Германия: философия XIX – начала XX вв. Том 2. Скептицизм и пессимизм - страница 24
§37 Тот факт, что догматизм и скептицизм исчерпали все возможные способы мышления о ценности человеческого знания и что философ должен быть привязан к тому или другому, отрицается новейшим идеализмом, который в любой форме, которую он принял за столь короткое время, претендует на то, что достиг точки зрения в спекуляции, с которой ошибки и заблуждения, лежащие в основе обоих, могут быть замечены и исправлены. Поэтому мы должны более точно выяснить природу и определенность этой точки зрения.
§38 Идеализм, изложенный в «Критике чистого разума», претендует на то, чтобы занять позицию, превосходящую догматизм и скептицизм, путем исследования происхождения наших идей из внутренних и внешних источников и пригодности их для познания. Из этого исследования должно стать неоспоримо ясным, что в человеческом разуме априори присутствуют понятия и принципы, которые необходимы для возможности эмпирического знания, но совершенно бесполезны вне его. Поэтому, по его мнению, догматизм впал в заблуждение и пустое самомнение, рассуждая до посинения и с помощью этих понятий и принципов (например, с помощью принципа причинной связи и отношения обусловленного к необусловленному) стремясь получить знание о предметах, существующих вне всякого опыта. Скептицизм же, как говорят, обеспечил это тем, что из-за неудачи всех догматических попыток такого рода он не доверял всякому использованию чистых понятий и принципов, а также отрицал их всякое отношение к познанию опыта, как учат сомнения HUME в реальности понятий причинной связи [hume2] вещей.
§39. Теперь, чтобы правильно оценить это возвышение критического идеализма над догматической и скептической мыслью, вовсе не обязательно подвергать тщательному исследованию то, что последняя претендует знать о происхождении различных составных частей эмпирического знания из внешних и внутренних источников (из привязанности ума к вещам самим по себе и из законной самодеятельности ума), – и в этом отношении менее всего весь аппарат доказательств и выводов, приводимых для этого знания, как об этом достаточно ясно свидетельствует история того времени, вызвал всеобщее и продолжительное одобрение среди философствующих умов в Германии, – но нам остается только попросить его показать, как следует воспринимать и понимать его выведение случайного или переменного в познании опыта из причины, лежащей вне разума, а необходимого или постоянного – из самодеятельности разума, определяемой его организацией?

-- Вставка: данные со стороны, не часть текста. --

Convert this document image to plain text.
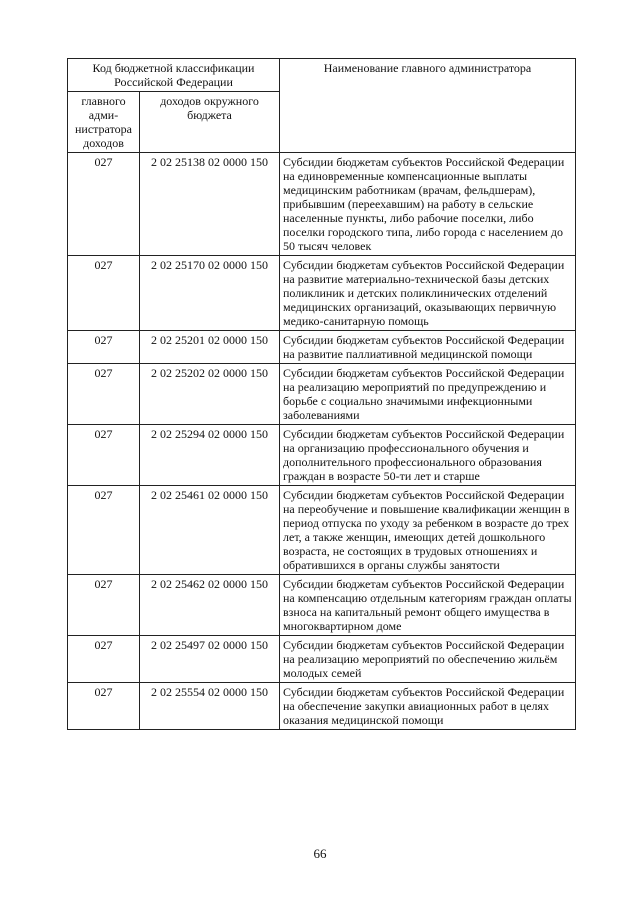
Код бюджетной классификации Российской Федерации		Наименование главного администратора
главного адми-нистратора доходов	доходов окружного бюджета	
027	2 02 25138 02 0000 150	Субсидии бюджетам субъектов Российской Федерации на единовременные компенсационные выплаты медицинским работникам (врачам, фельдшерам), прибывшим (переехавшим) на работу в сельские населенные пункты, либо рабочие поселки, либо поселки городского типа, либо города с населением до 50 тысяч человек
027	2 02 25170 02 0000 150	Субсидии бюджетам субъектов Российской Федерации на развитие материально-технической базы детских поликлиник и детских поликлинических отделений медицинских организаций, оказывающих первичную медико-санитарную помощь
027	2 02 25201 02 0000 150	Субсидии бюджетам субъектов Российской Федерации на развитие паллиативной медицинской помощи
027	2 02 25202 02 0000 150	Субсидии бюджетам субъектов Российской Федерации на реализацию мероприятий по предупреждению и борьбе с социально значимыми инфекционными заболеваниями
027	2 02 25294 02 0000 150	Субсидии бюджетам субъектов Российской Федерации на организацию профессионального обучения и дополнительного профессионального образования граждан в возрасте 50-ти лет и старше
027	2 02 25461 02 0000 150	Субсидии бюджетам субъектов Российской Федерации на переобучение и повышение квалификации женщин в период отпуска по уходу за ребенком в возрасте до трех лет, а также женщин, имеющих детей дошкольного возраста, не состоящих в трудовых отношениях и обратившихся в органы службы занятости
027	2 02 25462 02 0000 150	Субсидии бюджетам субъектов Российской Федерации на компенсацию отдельным категориям граждан оплаты взноса на капитальный ремонт общего имущества в многоквартирном доме
027	2 02 25497 02 0000 150	Субсидии бюджетам субъектов Российской Федерации на реализацию мероприятий по обеспечению жильём молодых семей
027	2 02 25554 02 0000 150	Субсидии бюджетам субъектов Российской Федерации на обеспечение закупки авиационных работ в целях оказания медицинской помощи
66
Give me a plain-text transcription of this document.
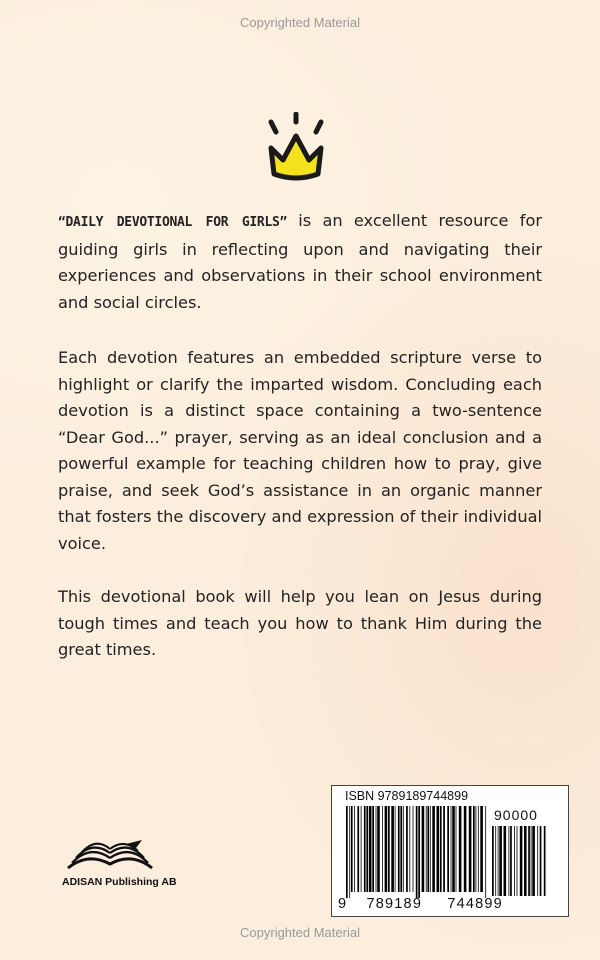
Copyrighted Material

“DAILY DEVOTIONAL FOR GIRLS” is an excellent resource for guiding girls in reflecting upon and navigating their experiences and observations in their school environment and social circles.

Each devotion features an embedded scripture verse to highlight or clarify the imparted wisdom. Concluding each devotion is a distinct space containing a two-sentence “Dear God...” prayer, serving as an ideal conclusion and a powerful example for teaching children how to pray, give praise, and seek God’s assistance in an organic manner that fosters the discovery and expression of their individual voice.

This devotional book will help you lean on Jesus during tough times and teach you how to thank Him during the great times.

ADISAN Publishing AB
ISBN 9789189744899
90000
9 789189 744899
Copyrighted Material
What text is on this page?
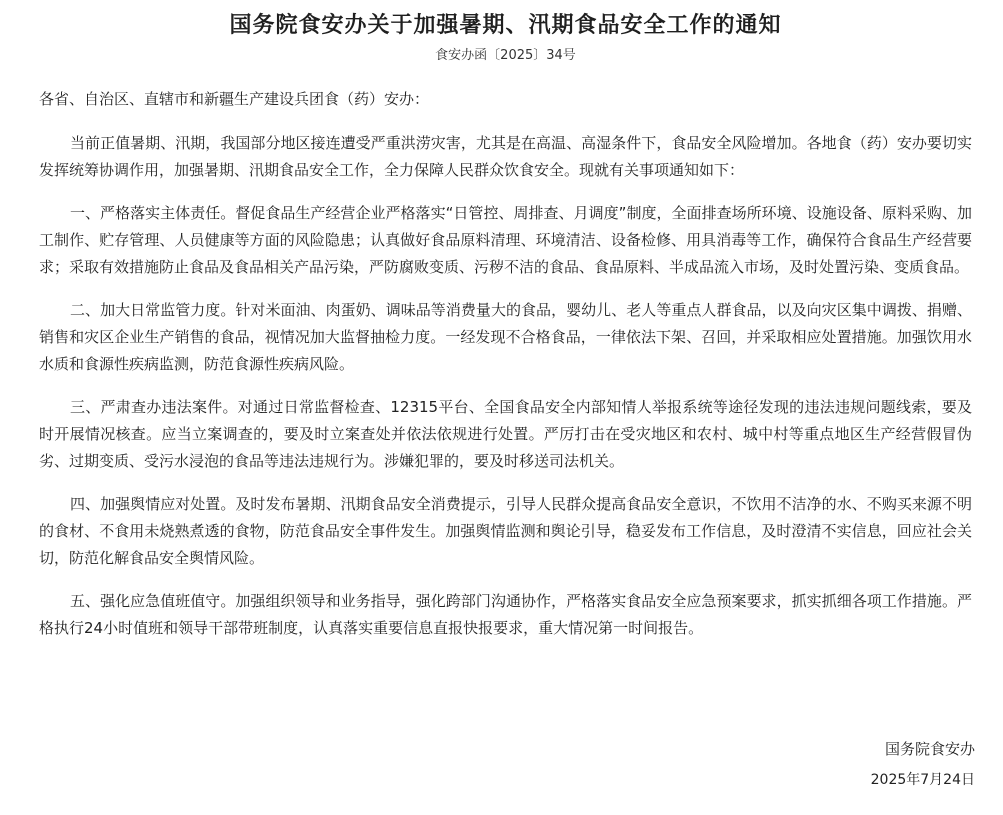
国务院食安办关于加强暑期、汛期食品安全工作的通知
食安办函〔2025〕34号
各省、自治区、直辖市和新疆生产建设兵团食（药）安办：

当前正值暑期、汛期，我国部分地区接连遭受严重洪涝灾害，尤其是在高温、高湿条件下，食品安全风险增加。各地食（药）安办要切实发挥统筹协调作用，加强暑期、汛期食品安全工作，全力保障人民群众饮食安全。现就有关事项通知如下：

一、严格落实主体责任。督促食品生产经营企业严格落实“日管控、周排查、月调度”制度，全面排查场所环境、设施设备、原料采购、加工制作、贮存管理、人员健康等方面的风险隐患；认真做好食品原料清理、环境清洁、设备检修、用具消毒等工作，确保符合食品生产经营要求；采取有效措施防止食品及食品相关产品污染，严防腐败变质、污秽不洁的食品、食品原料、半成品流入市场，及时处置污染、变质食品。

二、加大日常监管力度。针对米面油、肉蛋奶、调味品等消费量大的食品，婴幼儿、老人等重点人群食品，以及向灾区集中调拨、捐赠、销售和灾区企业生产销售的食品，视情况加大监督抽检力度。一经发现不合格食品，一律依法下架、召回，并采取相应处置措施。加强饮用水水质和食源性疾病监测，防范食源性疾病风险。

三、严肃查办违法案件。对通过日常监督检查、12315平台、全国食品安全内部知情人举报系统等途径发现的违法违规问题线索，要及时开展情况核查。应当立案调查的，要及时立案查处并依法依规进行处置。严厉打击在受灾地区和农村、城中村等重点地区生产经营假冒伪劣、过期变质、受污水浸泡的食品等违法违规行为。涉嫌犯罪的，要及时移送司法机关。

四、加强舆情应对处置。及时发布暑期、汛期食品安全消费提示，引导人民群众提高食品安全意识，不饮用不洁净的水、不购买来源不明的食材、不食用未烧熟煮透的食物，防范食品安全事件发生。加强舆情监测和舆论引导，稳妥发布工作信息，及时澄清不实信息，回应社会关切，防范化解食品安全舆情风险。

五、强化应急值班值守。加强组织领导和业务指导，强化跨部门沟通协作，严格落实食品安全应急预案要求，抓实抓细各项工作措施。严格执行24小时值班和领导干部带班制度，认真落实重要信息直报快报要求，重大情况第一时间报告。

国务院食安办
2025年7月24日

Если критический идеализм в этой дедукции претендует на прозрение объективной достоверности, то это не более чем догматизм особого рода, и тогда он может оправдать себя только против реминисценций скептицизма, следовательно, показывая, что эта дедукция свободна от всяких дополнений, происходящих из человеческого сознания. Если же его учение о внешнем и внутреннем источнике эмпирического знания не призвано ничего утверждать о происхождении составляющих этого знания как такового и в соответствии с истиной, то он произнес бы его со скептическим благоразумием. Но тогда следует спросить, какую ценность имеет основанное на этой доктрине утверждение, что мы познаем объекты опыта только такими, какими они нам представляются, а не такими, какими они являются сами по себе.
К какому пониманию устройства человеческого разума в целом ведет критика разума, можно легко узнать, как только выяснится ее результат, что мы познаем все внутри и вне нас только так, как оно нам представляется, а не так, как оно есть само по себе, как установленный факт ее доктрины о механике человеческой способности познания, а затем смысл и содержание того, что она говорит о привязанности разума к вещам-в-себе, о пространстве и времени, о категориях понимания и идеях разума.